Lori staarde wezenloos naar haar opgaveformulier. Ze grimaste even toen ze de eerste som bekeek en een enorme frons vormde zich op haar voorhoofd. (-17)2 – 1348 = ?. Hoe moest ze dat nu weer weten? Van de andere vakken zag ze nog enige logica in, maar rekenkunde was absoluut niet haar favoriete vak. Ergens begreep ze gewoon niet wat het nut hiervan was, want tenzij ze rekenkundeonderwijzer zou willen worden, zou ze het nooit meer gebruiken. Ze pakte er een leeg blad bij en begon de som stap voor stap te ontleden – niet dat er veel goeds van kwam, want ze liep steeds maar weer vast.

Ze kreunde even en keek naar Edilo, die verward naar zijn blaadje keek. Ze volgde zijn ogen en zag dat hij al bij de laatste vraag was. Een vage glimlach verscheen om haar lippen. Edilo was altijd al een kei geweest in rekenkunde. Niet dat Lori er slecht in was, nee in tegendeel, ze zaten niet voor niets in de gevorderden les, maar Edilo was gewoon net ietsje beter. Oké, gaf ze in gedachte toe, hij was véél beter in rekenkunde.

"Lori, ogen op je eigen blad, graag," hoorde ze meneer Harolds stem door de klas echoën.

Een zacht gegrinnik van haar klasgenoten vulde haar oren toen ze haar hoofd weer naar haar eigen blad. Ze kon Edilo's ogen praktisch op haar gezicht voelen branden. Een ongemakkelijk gevoel drukte haar op de borst toen ze verder ging met haar sommen.

Ze snapte nog steeds niet hoe het kon dat ze steeds als Edilo haar aankeek of aanraakte van die gekke kriebels kreeg. Vooral het feit dat ze het niet erg vond, was raar. Het was aangenaam hoe hij haar liet voelen.
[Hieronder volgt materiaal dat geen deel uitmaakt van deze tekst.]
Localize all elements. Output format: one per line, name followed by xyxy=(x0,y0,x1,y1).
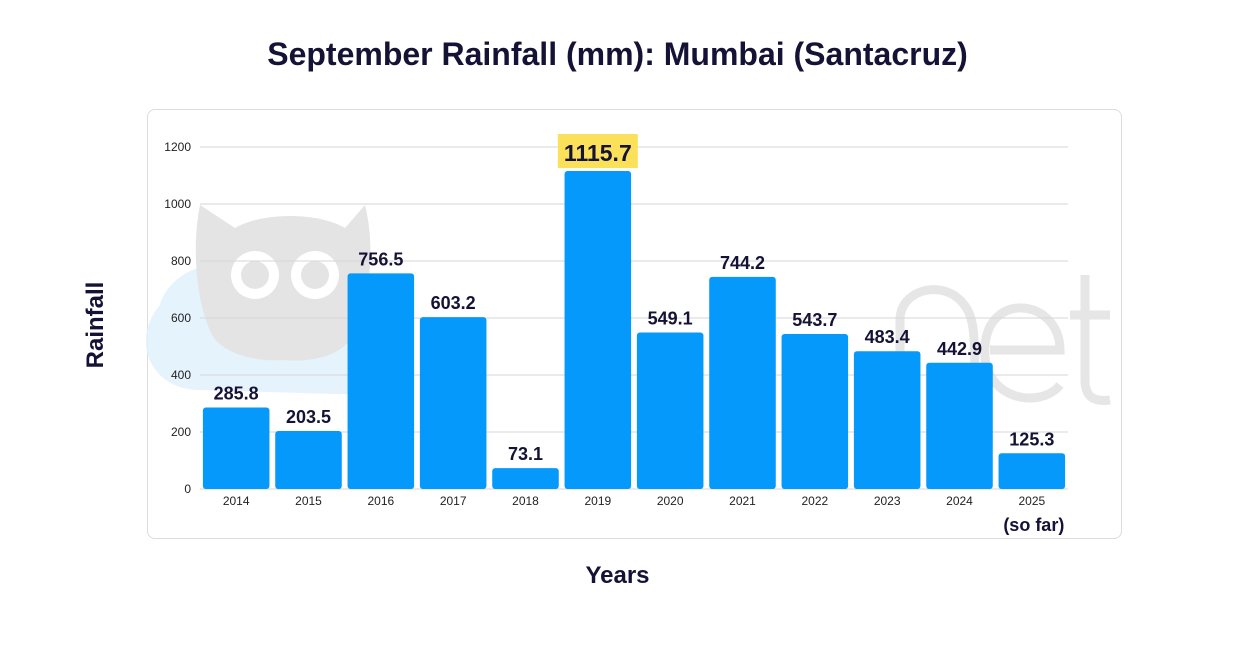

Op de één of andere manier dwaalden haar gedachten af naar de toekomst. Naar hoe haar leven eruit zou gaan zien later: huisje, boompje, beestje. Ze mocht pas trouwen op haar dertigste, nou, ze móést trouwen op haar dertigste. En dan wel met iemand met dezelfde voorletter. Wat in haar geval dus Laurens zou zijn. Ze trok onwillekeurig een vies gezicht. Tenzij er nu nog iemand anders met haar voorletter naar de stad zou komen, zou ze met die arrogante kwast moeten trouwen.

Voor het eerst in een lange tijd was ze niet eens zo bang meer voor als de mensen haar kwamen halen, maar eerder voor als de mensen haar niet kwamen halen. Als ze haar niet kwamen halen, zou ze haar leven moeten slijten in de armen van een donor die ze niet kon uitstaan. Ook al was ze niet verplicht om hem lief te hebben, was het wel haar taak – als drager – om één kind op de wereld te zetten.

Ze rilde bij de gedachte. Zo had ze haar toekomst altijd al gezien, maar toen ze eindelijk doorkreeg dat er een mogelijkheid op een andere toekomst was, had ze zich daaraan vastgegrepen. Als een rots in de branding had ze zich vastgeklampt aan het idee dat ze niet eens een toekomst zou hebben. Misschien was dat ook wel de reden geweest dat ze zich er zo op was gaan focussen: ergens diep van binnen had ze het als een uitweg gezien. Zeker nu ze wist dat de mensen haar nodig hadden, of in ieder geval nu ze dat vermoeden had, vond ze het hele idee van opgepakt worden met de fedik aantrekkelijker worden.